CDC Recommendations for Use of Pneumococcal Conjugate Vaccine-13 valent (PCV13) in Adults


David Weber

Streptococcus pneumoniae (pneumococcus) remains a leading cause of serious illness, including bacteremia, meningitis, and pneumonia among adults in the United States.  An estimated 4,000 deaths occur in the United States each year because of S. pneumoniae, primarily among adults. The incidence of invasive pneumococcal disease (IPD) ranges from 3.8 per 100,000 among persons aged 18-34 years to 36.4 per 100,000 persons among those aged >65 years.  For adults aged 18-64 years with hematologic cancer, the IPD in 2010 was 186 per 100,000, and for persons with HIV the rate was 173 per 100,000.  The disease rated for adults in these groups can be more than 20 times those for adults without high-risk medical conditions.

There are currently two vaccines available to prevent IPD and pneumonia in adults: 23-valent pneumococcal polysaccharide vaccine (PPSV23; Pneumovax 23, Merck & Co.) and 13-valent pneumococcal conjugate vaccine (PCV13; Prevnar 13, Pfizer).  Each vaccine is ONLY effective against the serotypes in the vaccine.  Both vaccines are FDA approved for all adults >50 years.  PPSV23 is also FDA approved for high-risk adults aged >18 years. 
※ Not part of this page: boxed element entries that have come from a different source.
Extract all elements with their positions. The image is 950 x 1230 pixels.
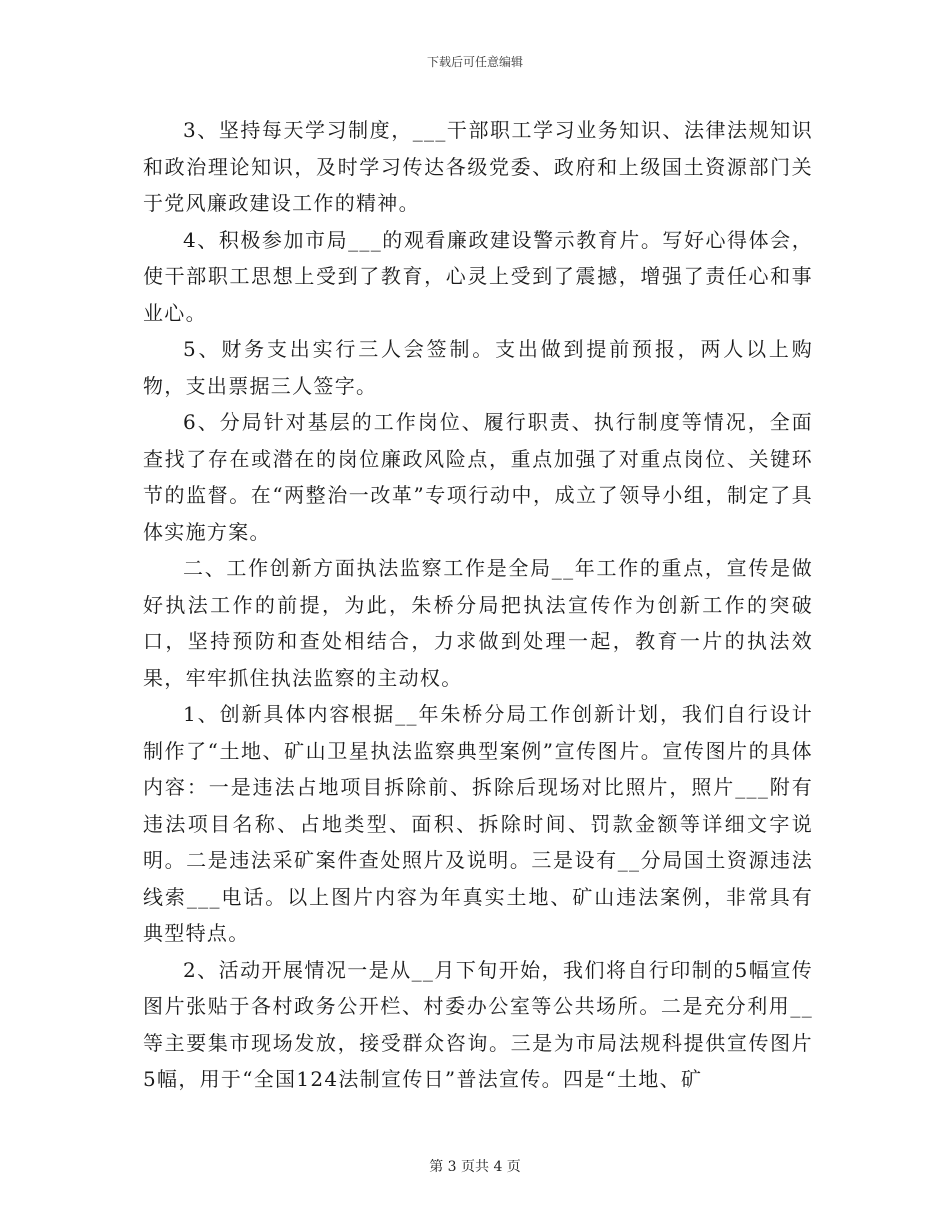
page-footer: 第 3 页共 4 页 xyxy=(429,1159,521,1175)
paragraph: 2、活动开展情况一是从__月下旬开始，我们将自行印制的5幅宣传图片张贴于各村政务公开栏、村委办公室等公共场所。二是充分利用__等主要集市现场发放，接受群众咨询。三是为市局法规科提供宣传图片5幅，用于“全国124法制宣传日”普法宣传。四是“土地、矿 xyxy=(143,957,813,1091)
paragraph: 4、积极参加市局___的观看廉政建设警示教育片。写好心得体会，使干部职工思想上受到了教育，心灵上受到了震撼，增强了责任心和事业心。 xyxy=(143,227,813,325)
paragraph: 二、工作创新方面执法监察工作是全局__年工作的重点，宣传是做好执法工作的前提，为此，朱桥分局把执法宣传作为创新工作的突破口，坚持预防和查处相结合，力求做到处理一起，教育一片的执法效果，牢牢抓住执法监察的主动权。 xyxy=(143,556,813,690)
paragraph: 5、财务支出实行三人会签制。支出做到提前预报，两人以上购物，支出票据三人签字。 xyxy=(143,337,813,398)
paragraph: 3、坚持每天学习制度，___干部职工学习业务知识、法律法规知识和政治理论知识，及时学习传达各级党委、政府和上级国土资源部门关于党风廉政建设工作的精神。 xyxy=(143,118,813,215)
document-body xyxy=(143,112,813,1098)
page-header: 下载后可任意编辑 xyxy=(426,55,523,69)
paragraph: 6、分局针对基层的工作岗位、履行职责、执行制度等情况，全面查找了存在或潜在的岗位廉政风险点，重点加强了对重点岗位、关键环节的监督。在“两整治一改革”专项行动中，成立了领导小组，制定了具体实施方案。 xyxy=(143,410,813,544)
paragraph: 1、创新具体内容根据__年朱桥分局工作创新计划，我们自行设计制作了“土地、矿山卫星执法监察典型案例”宣传图片。宣传图片的具体内容：一是违法占地项目拆除前、拆除后现场对比照片，照片___附有违法项目名称、占地类型、面积、拆除时间、罚款金额等详细文字说明。二是违法采矿案件查处照片及说明。三是设有__分局国土资源违法线索___电话。以上图片内容为年真实土地、矿山违法案例，非常具有典型特点。 xyxy=(143,702,813,945)
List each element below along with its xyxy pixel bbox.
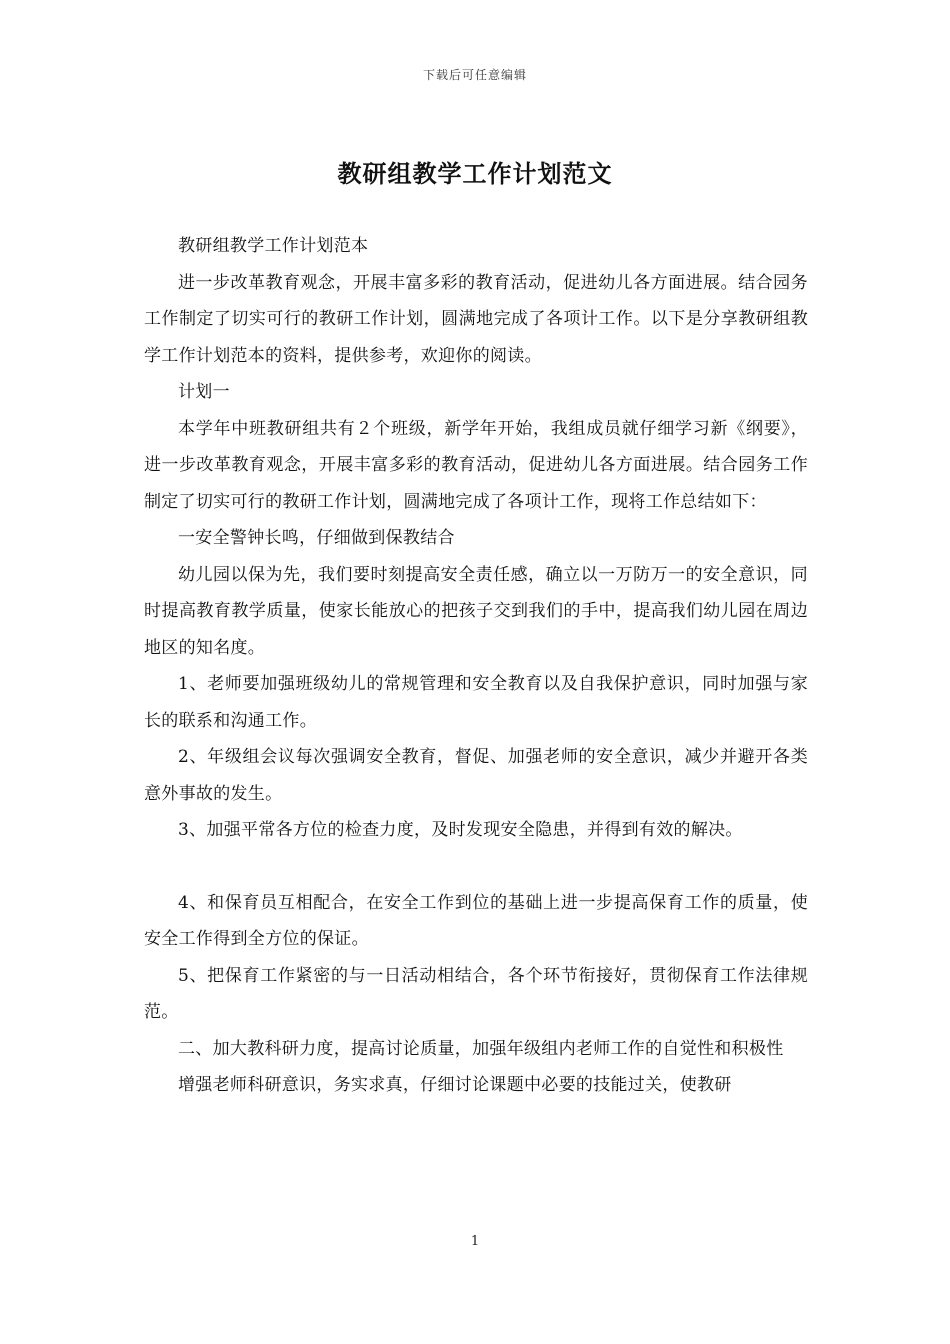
paragraph-research: 增强老师科研意识，务实求真，仔细讨论课题中必要的技能过关，使教研 — [178, 1075, 732, 1095]
document-title: 教研组教学工作计划范文 — [337, 159, 613, 188]
paragraph-plan-heading: 计划一 — [178, 382, 230, 402]
paragraph-intro: 进一步改革教育观念，开展丰富多彩的教育活动，促进幼儿各方面进展。结合园务工作制定了切实可行的教研工作计划，圆满地完成了各项计工作。以下是分享教研组教学工作计划范本的资料，提供参考，欢迎你的阅读。 — [144, 272, 808, 366]
list-item-5: 5、把保育工作紧密的与一日活动相结合，各个环节衔接好，贯彻保育工作法律规范。 — [144, 965, 808, 1022]
list-item-1: 1、老师要加强班级幼儿的常规管理和安全教育以及自我保护意识，同时加强与家长的联系和沟通工作。 — [144, 674, 808, 731]
list-item-3: 3、加强平常各方位的检查力度，及时发现安全隐患，并得到有效的解决。 — [178, 820, 743, 840]
paragraph-safety: 幼儿园以保为先，我们要时刻提高安全责任感，确立以一万防万一的安全意识，同时提高教育教学质量，使家长能放心的把孩子交到我们的手中，提高我们幼儿园在周边地区的知名度。 — [144, 564, 808, 658]
section-heading-research: 二、加大教科研力度，提高讨论质量，加强年级组内老师工作的自觉性和积极性 — [178, 1038, 784, 1059]
paragraph-subtitle: 教研组教学工作计划范本 — [178, 236, 369, 256]
list-item-2: 2、年级组会议每次强调安全教育，督促、加强老师的安全意识，减少并避开各类意外事故的发生。 — [144, 747, 808, 804]
paragraph-overview: 本学年中班教研组共有２个班级，新学年开始，我组成员就仔细学习新《纲要》，进一步改革教育观念，开展丰富多彩的教育活动，促进幼儿各方面进展。结合园务工作制定了切实可行的教研工作计划，圆满地完成了各项计工作，现将工作总结如下： — [144, 418, 808, 512]
section-heading-safety: 一安全警钟长鸣，仔细做到保教结合 — [178, 528, 455, 548]
list-item-4: 4、和保育员互相配合，在安全工作到位的基础上进一步提高保育工作的质量，使安全工作得到全方位的保证。 — [144, 892, 808, 949]
header-note: 下载后可任意编辑 — [422, 68, 527, 82]
page-number: 1 — [470, 1234, 480, 1249]
document-body — [144, 228, 808, 1104]
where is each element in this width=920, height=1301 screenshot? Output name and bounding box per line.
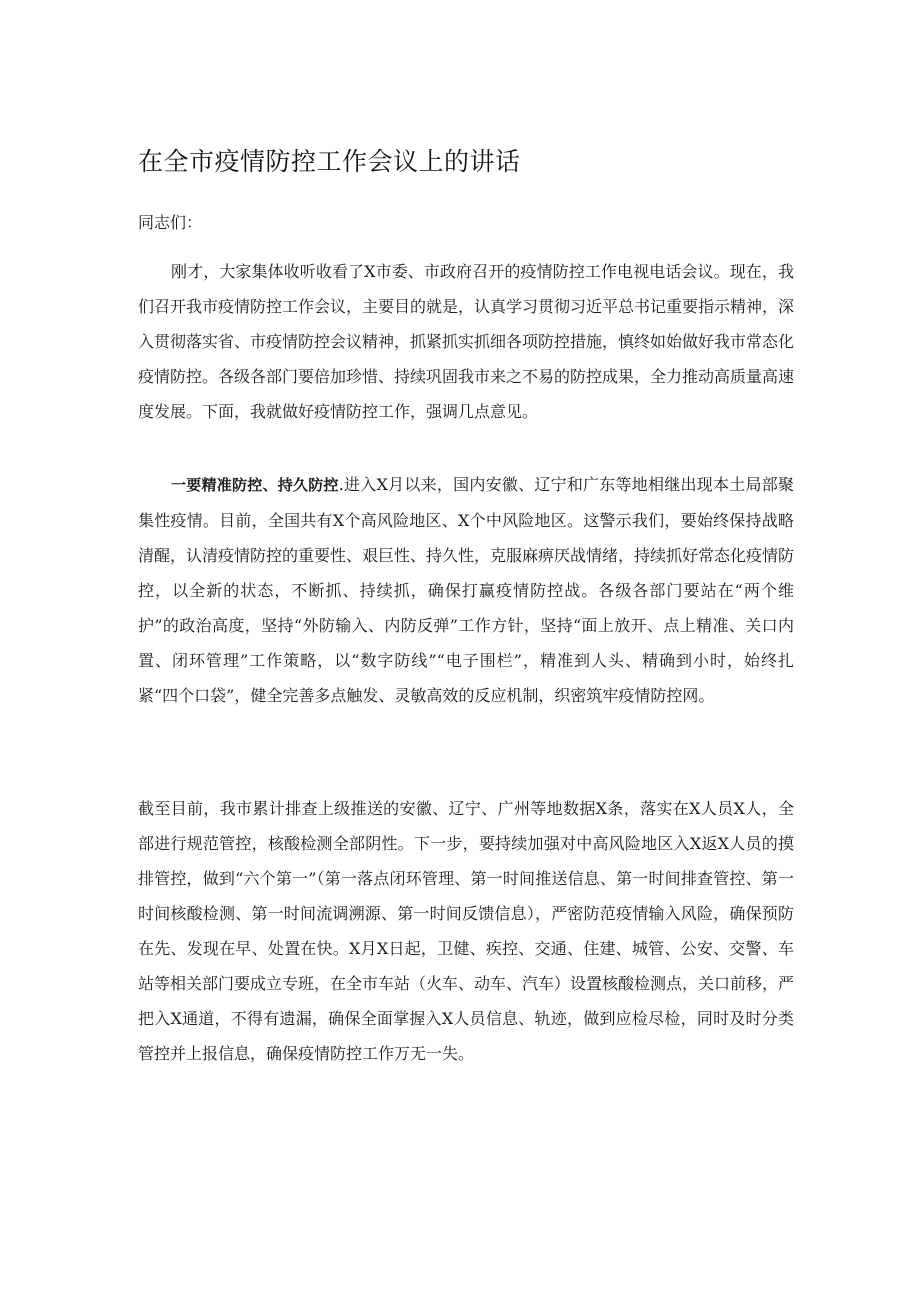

  • UNC Health Care supports the use of pneumococcal vaccines per CDC/ACIP recommendations.  Current CDC/ACIP recommendations for the use of pneumococcal vaccine are as follows:
  • Adults >65 years
    • Pneumococcal vaccine-naïve persons:  Single dose of PPSV23
    • Previous vaccination with PPSV23; revaccination with PPSV23 if patient is now greater >65 years of age, previous PPSV23 dose was before 65 years, and >5 years have elapsed since previous dose of PPSV23. 
  • Adults 19-64 years with high-risk conditions (see table)
    • Pneumococcal vaccine-naïve persons:  Adults aged >19 years with immunocompromising conditions, functional or anatomic asplenia, CSF leaks, or cochlear implants, who have not previously received PCV13 or PPSV23, should receive a dose of PCV13 first, followed by a dose of PPSV23 at least 8 weeks later.  Subsequent doses of PPSV23 should follow current PPSV23 recommendations for adults at high risk.  Specifically, a second PPSV23 dose is recommended 5 years after the first PPSV dose of persons 19-64 years with functional or anatomic asplenia and for persons with immunocompromising conditions.  Additionally, those who received PPSV23 before age 65 years for any indication should receive another dose of the vaccine at age 65, or later if at least 5 years have elapsed since their previous PPSV23 dose. 
    • Previous vaccination with PPSV23:  Adults aged >19 years with immunocompromising conditions, functional or anatomic asplenia, CSF leaks, or cochlear implants, who have received >1 dose of PPSV23 should be given a PCV13 dose >1 year after the last PPSV23 dose was received.  For those who require additional doses of PPSV23, the first dose should be given no sooner than 8 weeks after PCV13 and at least 5 years after the most recent dose of PPSV23.